特殊部隊員は爆撃の成果を目撃した。ドーン!衝撃波はかなり離れたここでも伝わってきた。火の手が上がり、夜のバグダッドの空を赤く染める。程なくして空襲警報のサイレンが鳴り響き、対空砲火が始まった。しかし、爆撃した当のF-117Aはすでに市街地上空から飛び去っており、後の祭りであった。

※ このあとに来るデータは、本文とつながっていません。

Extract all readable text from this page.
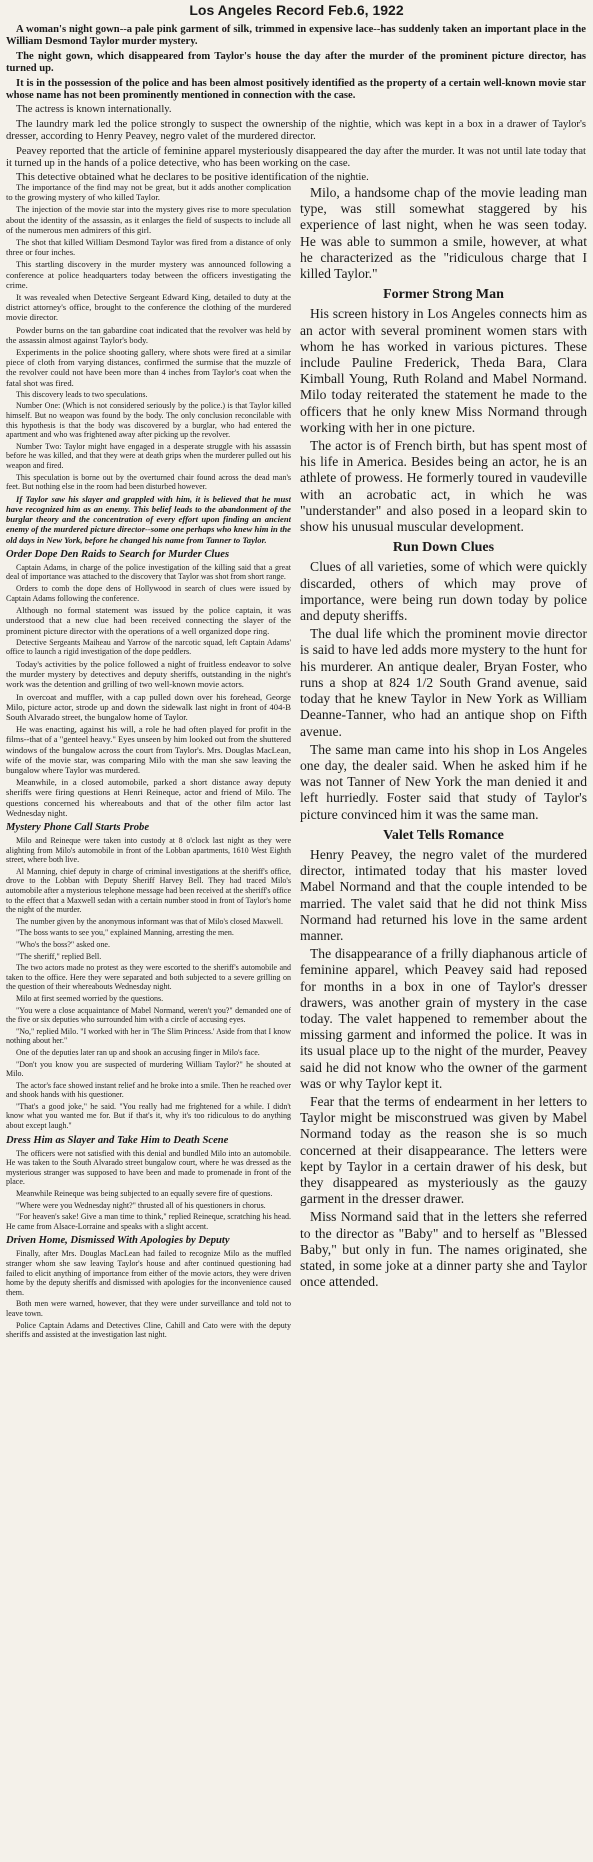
Los Angeles Record Feb.6, 1922

A woman's night gown--a pale pink garment of silk, trimmed in expensive lace--has suddenly taken an important place in the William Desmond Taylor murder mystery.

The night gown, which disappeared from Taylor's house the day after the murder of the prominent picture director, has turned up.

It is in the possession of the police and has been almost positively identified as the property of a certain well-known movie star whose name has not been prominently mentioned in connection with the case.

The actress is known internationally.

The laundry mark led the police strongly to suspect the ownership of the nightie, which was kept in a box in a drawer of Taylor's dresser, according to Henry Peavey, negro valet of the murdered director.

Peavey reported that the article of feminine apparel mysteriously disappeared the day after the murder. It was not until late today that it turned up in the hands of a police detective, who has been working on the case.

This detective obtained what he declares to be positive identification of the nightie.

The importance of the find may not be great, but it adds another complication to the growing mystery of who killed Taylor.

The injection of the movie star into the mystery gives rise to more speculation about the identity of the assassin, as it enlarges the field of suspects to include all of the numerous men admirers of this girl.

The shot that killed William Desmond Taylor was fired from a distance of only three or four inches.

This startling discovery in the murder mystery was announced following a conference at police headquarters today between the officers investigating the crime.

It was revealed when Detective Sergeant Edward King, detailed to duty at the district attorney's office, brought to the conference the clothing of the murdered movie director.

Powder burns on the tan gabardine coat indicated that the revolver was held by the assassin almost against Taylor's body.

Experiments in the police shooting gallery, where shots were fired at a similar piece of cloth from varying distances, confirmed the surmise that the muzzle of the revolver could not have been more than 4 inches from Taylor's coat when the fatal shot was fired.

This discovery leads to two speculations.

Number One: (Which is not considered seriously by the police.) is that Taylor killed himself. But no weapon was found by the body. The only conclusion reconcilable with this hypothesis is that the body was discovered by a burglar, who had entered the apartment and who was frightened away after picking up the revolver.

Number Two: Taylor might have engaged in a desperate struggle with his assassin before he was killed, and that they were at death grips when the murderer pulled out his weapon and fired.

This speculation is borne out by the overturned chair found across the dead man's feet. But nothing else in the room had been disturbed however.

If Taylor saw his slayer and grappled with him, it is believed that he must have recognized him as an enemy. This belief leads to the abandonment of the burglar theory and the concentration of every effort upon finding an ancient enemy of the murdered picture director--some one perhaps who knew him in the old days in New York, before he changed his name from Tanner to Taylor.

Order Dope Den Raids to Search for Murder Clues

Captain Adams, in charge of the police investigation of the killing said that a great deal of importance was attached to the discovery that Taylor was shot from short range.

Orders to comb the dope dens of Hollywood in search of clues were issued by Captain Adams following the conference.

Although no formal statement was issued by the police captain, it was understood that a new clue had been received connecting the slayer of the prominent picture director with the operations of a well organized dope ring.

Detective Sergeants Maiheau and Yarrow of the narcotic squad, left Captain Adams' office to launch a rigid investigation of the dope peddlers.

Today's activities by the police followed a night of fruitless endeavor to solve the murder mystery by detectives and deputy sheriffs, outstanding in the night's work was the detention and grilling of two well-known movie actors.

In overcoat and muffler, with a cap pulled down over his forehead, George Milo, picture actor, strode up and down the sidewalk last night in front of 404-B South Alvarado street, the bungalow home of Taylor.

He was enacting, against his will, a role he had often played for profit in the films--that of a "genteel heavy." Eyes unseen by him looked out from the shuttered windows of the bungalow across the court from Taylor's. Mrs. Douglas MacLean, wife of the movie star, was comparing Milo with the man she saw leaving the bungalow where Taylor was murdered.

Meanwhile, in a closed automobile, parked a short distance away deputy sheriffs were firing questions at Henri Reineque, actor and friend of Milo. The questions concerned his whereabouts and that of the other film actor last Wednesday night.

Mystery Phone Call Starts Probe

Milo and Reineque were taken into custody at 8 o'clock last night as they were alighting from Milo's automobile in front of the Lobban apartments, 1610 West Eighth street, where both live.

Al Manning, chief deputy in charge of criminal investigations at the sheriff's office, drove to the Lobban with Deputy Sheriff Harvey Bell. They had traced Milo's automobile after a mysterious telephone message had been received at the sheriff's office to the effect that a Maxwell sedan with a certain number stood in front of Taylor's home the night of the murder.

The number given by the anonymous informant was that of Milo's closed Maxwell.

"The boss wants to see you," explained Manning, arresting the men.

"Who's the boss?" asked one.

"The sheriff," replied Bell.

The two actors made no protest as they were escorted to the sheriff's automobile and taken to the office. Here they were separated and both subjected to a severe grilling on the question of their whereabouts Wednesday night.

Milo at first seemed worried by the questions.

"You were a close acquaintance of Mabel Normand, weren't you?" demanded one of the five or six deputies who surrounded him with a circle of accusing eyes.

"No," replied Milo. "I worked with her in 'The Slim Princess.' Aside from that I know nothing about her."

One of the deputies later ran up and shook an accusing finger in Milo's face.

"Don't you know you are suspected of murdering William Taylor?" he shouted at Milo.

The actor's face showed instant relief and he broke into a smile. Then he reached over and shook hands with his questioner.

"That's a good joke," he said. "You really had me frightened for a while. I didn't know what you wanted me for. But if that's it, why it's too ridiculous to do anything about except laugh."

Dress Him as Slayer and Take Him to Death Scene

The officers were not satisfied with this denial and bundled Milo into an automobile. He was taken to the South Alvarado street bungalow court, where he was dressed as the mysterious stranger was supposed to have been and made to promenade in front of the place.

Meanwhile Reineque was being subjected to an equally severe fire of questions.

"Where were you Wednesday night?" thrusted all of his questioners in chorus.

"For heaven's sake! Give a man time to think," replied Reineque, scratching his head. He came from Alsace-Lorraine and speaks with a slight accent.

Driven Home, Dismissed With Apologies by Deputy

Finally, after Mrs. Douglas MacLean had failed to recognize Milo as the muffled stranger whom she saw leaving Taylor's house and after continued questioning had failed to elicit anything of importance from either of the movie actors, they were driven home by the deputy sheriffs and dismissed with apologies for the inconvenience caused them.

Both men were warned, however, that they were under surveillance and told not to leave town.

Police Captain Adams and Detectives Cline, Cahill and Cato were with the deputy sheriffs and assisted at the investigation last night.

Milo, a handsome chap of the movie leading man type, was still somewhat staggered by his experience of last night, when he was seen today. He was able to summon a smile, however, at what he characterized as the "ridiculous charge that I killed Taylor."

Former Strong Man

His screen history in Los Angeles connects him as an actor with several prominent women stars with whom he has worked in various pictures. These include Pauline Frederick, Theda Bara, Clara Kimball Young, Ruth Roland and Mabel Normand. Milo today reiterated the statement he made to the officers that he only knew Miss Normand through working with her in one picture.

The actor is of French birth, but has spent most of his life in America. Besides being an actor, he is an athlete of prowess. He formerly toured in vaudeville with an acrobatic act, in which he was "understander" and also posed in a leopard skin to show his unusual muscular development.

Run Down Clues

Clues of all varieties, some of which were quickly discarded, others of which may prove of importance, were being run down today by police and deputy sheriffs.

The dual life which the prominent movie director is said to have led adds more mystery to the hunt for his murderer. An antique dealer, Bryan Foster, who runs a shop at 824 1/2 South Grand avenue, said today that he knew Taylor in New York as William Deanne-Tanner, who had an antique shop on Fifth avenue.

The same man came into his shop in Los Angeles one day, the dealer said. When he asked him if he was not Tanner of New York the man denied it and left hurriedly. Foster said that study of Taylor's picture convinced him it was the same man.

Valet Tells Romance

Henry Peavey, the negro valet of the murdered director, intimated today that his master loved Mabel Normand and that the couple intended to be married. The valet said that he did not think Miss Normand had returned his love in the same ardent manner.

The disappearance of a frilly diaphanous article of feminine apparel, which Peavey said had reposed for months in a box in one of Taylor's dresser drawers, was another grain of mystery in the case today. The valet happened to remember about the missing garment and informed the police. It was in its usual place up to the night of the murder, Peavey said he did not know who the owner of the garment was or why Taylor kept it.

Fear that the terms of endearment in her letters to Taylor might be misconstrued was given by Mabel Normand today as the reason she is so much concerned at their disappearance. The letters were kept by Taylor in a certain drawer of his desk, but they disappeared as mysteriously as the gauzy garment in the dresser drawer.

Miss Normand said that in the letters she referred to the director as "Baby" and to herself as "Blessed Baby," but only in fun. The names originated, she stated, in some joke at a dinner party she and Taylor once attended.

更なる攻撃がバグダッドを襲った。ALCMとトマホークだ。遥か彼方から飛んできたミサイルは正確にターゲットを破壊した。巡航ミサイルは慣性誘導装置とGPSを利用して、予めプログラムされていたコースに従って飛んでいた。初の実戦だったため、発射した爆撃機または艦艇の乗組員は固唾を呑んでミサイルに取り付けられたテレビカメラの中継映像を見守っていた。巡航ミサイルは速度がおよそマッハ0.8~0.9と遅く、途中で対空砲火に撃墜される恐れがあった。だが、トマホークは完璧に役割を果たした。まず、単弾頭型が通信センター、軍の司令部、国防省の建物を破壊した。ALCMは主に軍の基地を攻撃した。そして、この様子はCNN、BBC等世界のあらゆるニュース・ネットワークで放送された。
1991年 1月17日 イラク上空 0126時
今度はイラクの防空網が狙われた。攻撃をしたのはアメリカ空軍のF-4GとEF-111だ。使われたのはAGM-88HARMだ。このミサイルは、レーダー波の発信源に向かって飛翔するパッシブ・ホーミング式のミサイルだ。つまり、レーダーを使い続けていると、自分でミサイルを引き寄せてしまうことになる。そのことを全く知る由もないイラク軍は、そのままレーダーを動かし続けたため、結果的に防空網を"自滅"させる結果となった。そして、この事はイラクの防御体制に更なる穴を作ることになった。
この日の空爆は夜が明けるまで続いた。更にこの空爆は1ヶ月以上続く事になった。